LGBT people are calling on Beyonce to be a hero and save her hometown.
There's only one person who can stand up for truth, justice, and the American Bey.
A long time ago, in May 2014, a HERO came to Houston, Texas.
HERO was perhaps better known as the Houston Equal Rights Ordinance, and it banned anti-LGBT discrimination in Houston.
Prior to that, Houston was the largest city in the U.S. without a non-discrimination ordinance inclusive of lesbian, gay, bisexual, and transgender individuals. Passing HERO was a big deal for LGBT individuals, who before the ordinance had to worry about whether or not they'd be denied housing, employment, or service at a local business just because of their gender identity or sexual orientation.
This was huge news. Yay, Houston!
But some homophobic Houstonians wanted to put an end to HERO, and like any villain, they hatched a plan.
Soon after the bill passed, those who opposed the bill began work on collecting roughly 20,000 signatures they'd need to put the law up for a public vote. They had 30 days to do so, but they came up hundreds of signatures short.
End of story, right? Wrong.
Last month, the Texas Supreme Court ruled that the public should be able to vote on HERO anyway.
"The legislative power reserved to the people is not being honored," reads the court's ruling. "Any enforcement of the ordinance shall be suspended, and the City Council shall reconsider the ordinance.
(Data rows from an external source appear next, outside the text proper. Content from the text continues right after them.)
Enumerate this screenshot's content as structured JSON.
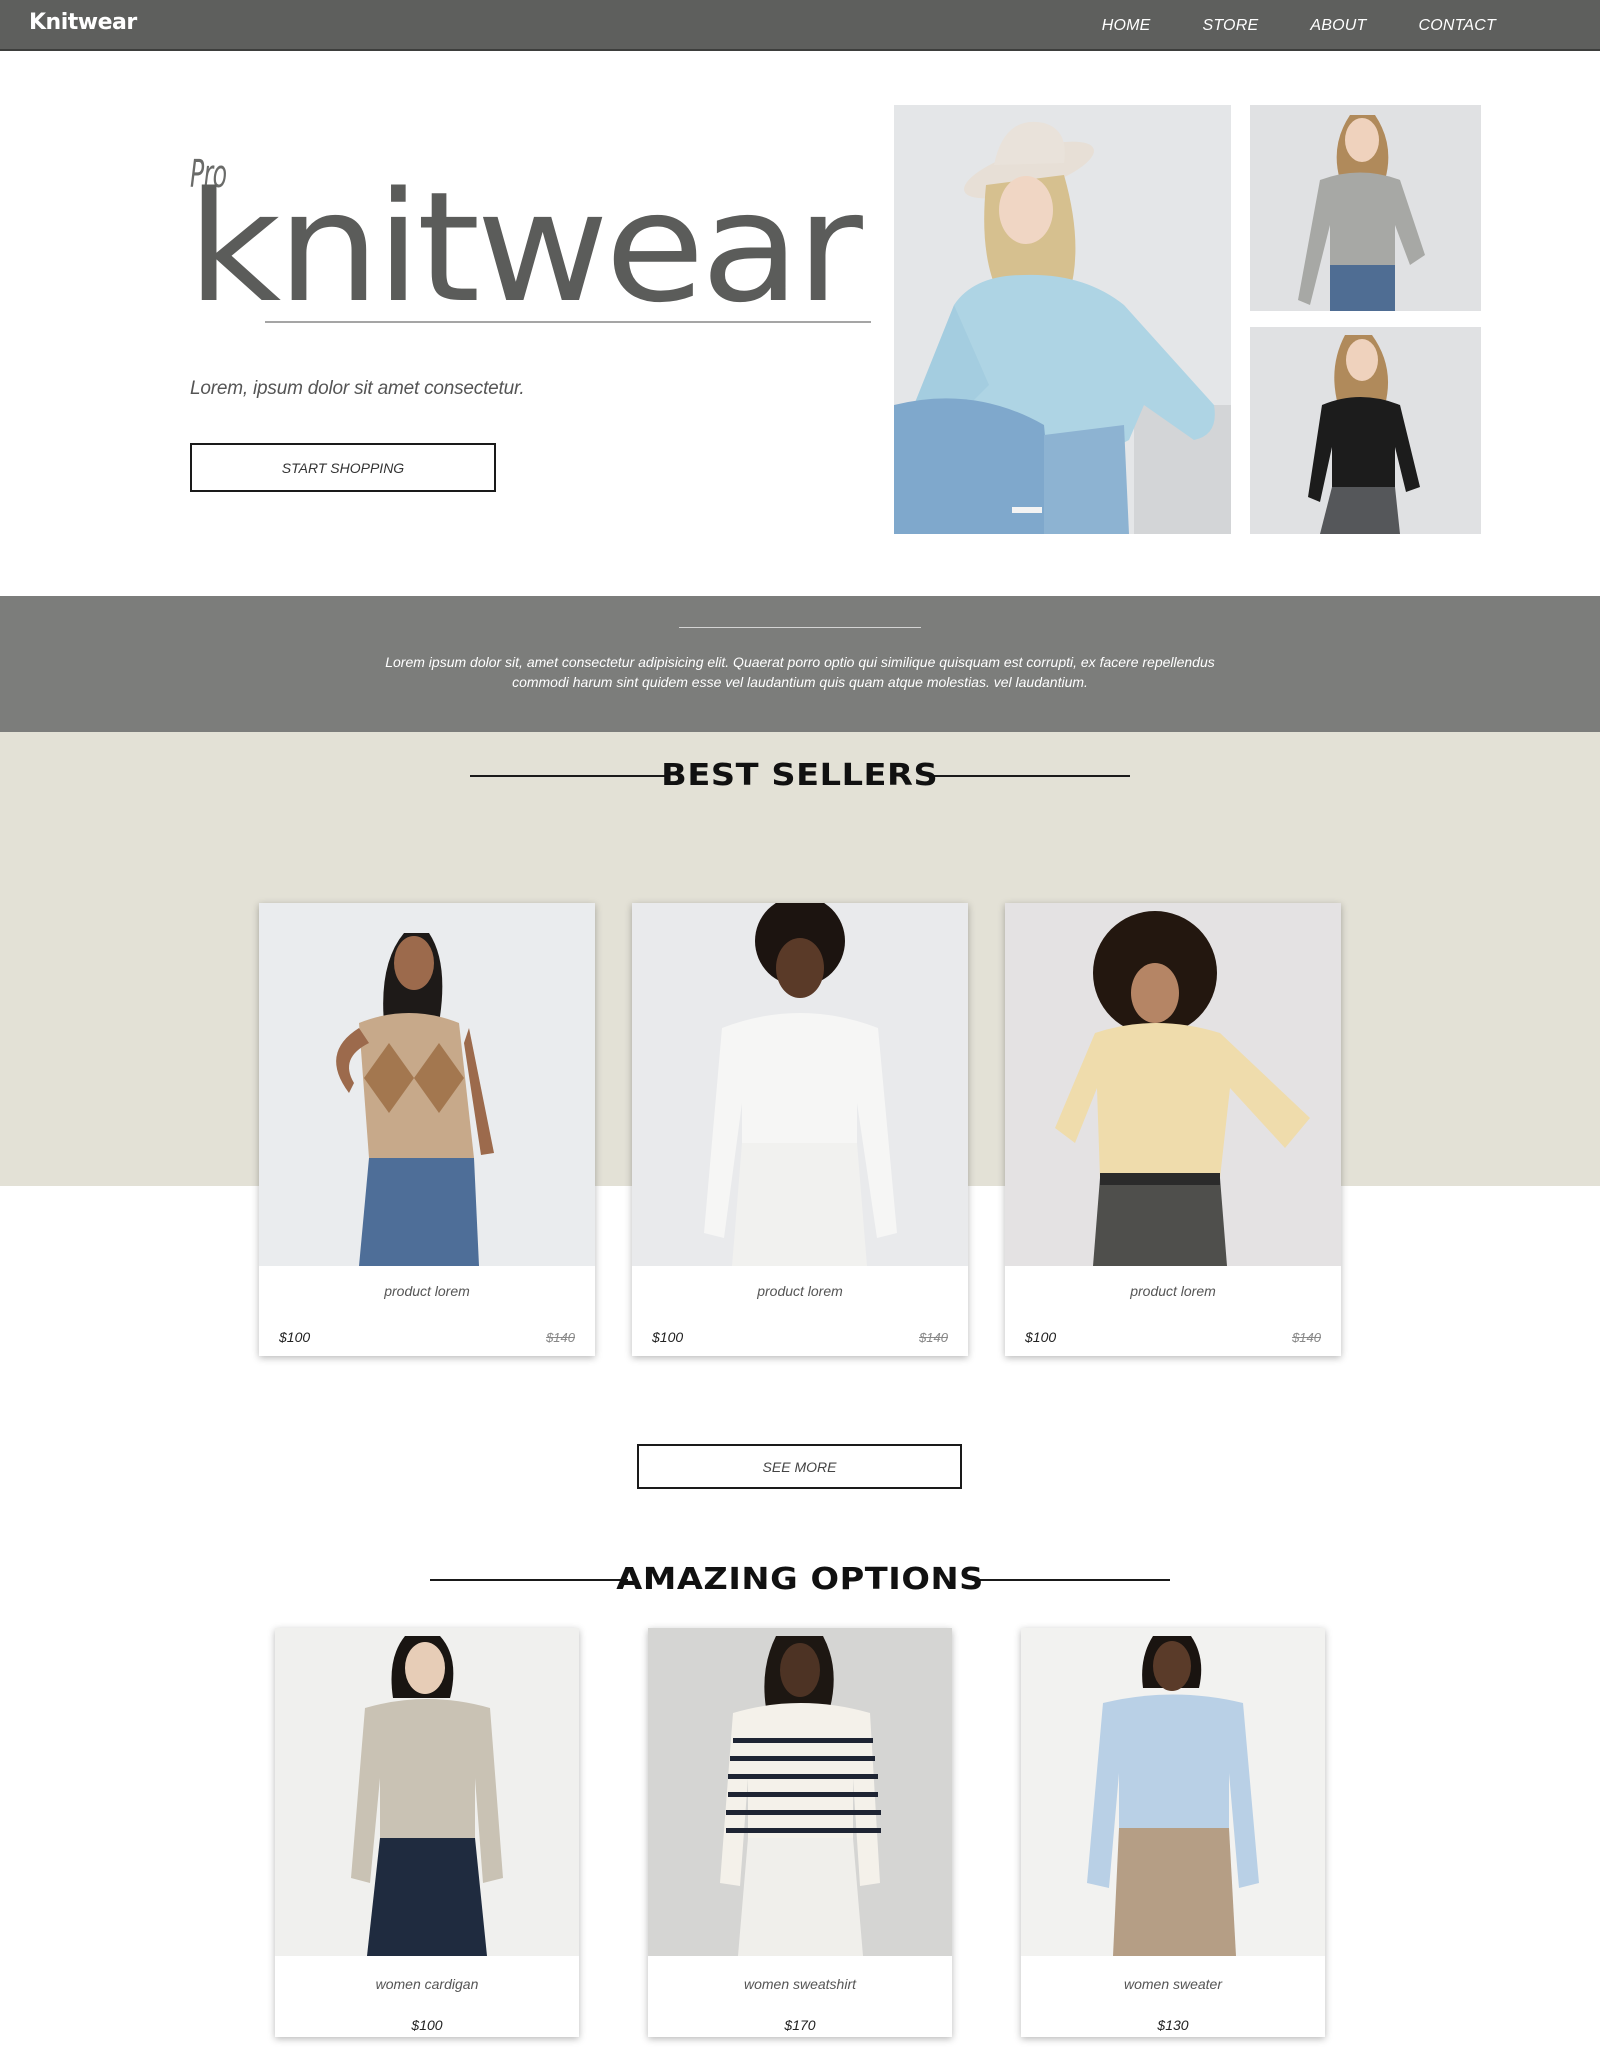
{
  "nav": {
    "logo": "Knitwear",
    "links": [
      "HOME",
      "STORE",
      "ABOUT",
      "CONTACT"
    ]
  },
  "hero": {
    "pre_title": "Pro",
    "title": "knitwear",
    "subtitle": "Lorem, ipsum dolor sit amet consectetur.",
    "button": "START SHOPPING"
  },
  "band": {
    "text": "Lorem ipsum dolor sit, amet consectetur adipisicing elit. Quaerat porro optio qui similique quisquam est corrupti, ex facere repellendus commodi harum sint quidem esse vel laudantium quis quam atque molestias. vel laudantium."
  },
  "best_sellers": {
    "title": "BEST SELLERS",
    "products": [
      {
        "name": "product lorem",
        "price": "$100",
        "old_price": "$140"
      },
      {
        "name": "product lorem",
        "price": "$100",
        "old_price": "$140"
      },
      {
        "name": "product lorem",
        "price": "$100",
        "old_price": "$140"
      }
    ],
    "see_more": "SEE MORE"
  },
  "amazing_options": {
    "title": "AMAZING OPTIONS",
    "products": [
      {
        "name": "women cardigan",
        "price": "$100"
      },
      {
        "name": "women sweatshirt",
        "price": "$170"
      },
      {
        "name": "women sweater",
        "price": "$130"
      }
    ]
  },
  "colors": {
    "nav_bg": "#5e5f5d",
    "band_bg": "#7c7d7b",
    "beige_bg": "#e3e1d6",
    "title_gray": "#5b5c5a"
  }
}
If the City Council does not repeal the ordinance by August 24, 2015, then by that date the City Council must order that the ordinance be put to popular vote during the November 2015 election."
With rights of the city's 2.2 million residents on the line, it was time to ask for the help of a hometown hero: Beyoncé.
LGBT activist Carlos Maza lit the Beyoncé-signal, calling on her to use her star power to save HERO.
HERO needs a heroine, and her name is Beyoncé.
In a Huffington Post blog, Maza pleads with the singer to once again wade into the political realm and voice her support for LGBT rights:
"Houston is in for a nasty, dishonest and divisive campaign to repeal HERO and legalize discrimination against LGBT Houstonians. These kinds of campaigns don't usually end well for LGBT people: they're dehumanizing, traumatic and usually result in LGBT people losing their basic civil rights.
But that could change if the world's proudest and most famous Houstonian decides to stand up for her LGBT fans and speak out in favor of keeping HERO. With a single post to her over forty million Instagram followers, Beyoncé could change the debate over Houston's Equal Rights Ordinance and mobilize support for protecting LGBT Houstonians from discrimination."
The #BeyBeAHERO movement was born.
"Beyoncé is the world's most famous Houstonian, and she's always been a true ally to her LGBT fans," Maza told me about why he chose to put a focus on Houston and drafting Beyoncé to the cause. "The LGBT community in Houston really needs her help now, and I think this is a really great opportunity for Bey to do a lot of good for her hometown."
While she hasn't (yet) responded to the #BeyBeAHERO calls, we do know that Beyoncé supports LGBT rights.
ln a 2014 interview with OUT Magazine, Beyoncé was asked about her lyrics and large LGBT fanbase:
"[W]hat I'm really referring to, and hoping for, is human rights and equality, not just that between a woman and a man. So I'm very happy if my words can ever inspire or empower someone who considers themselves an oppressed minority. ... We are all the same and we all want the same things: the right to be happy, to be just who we want to be and to love who we want to love."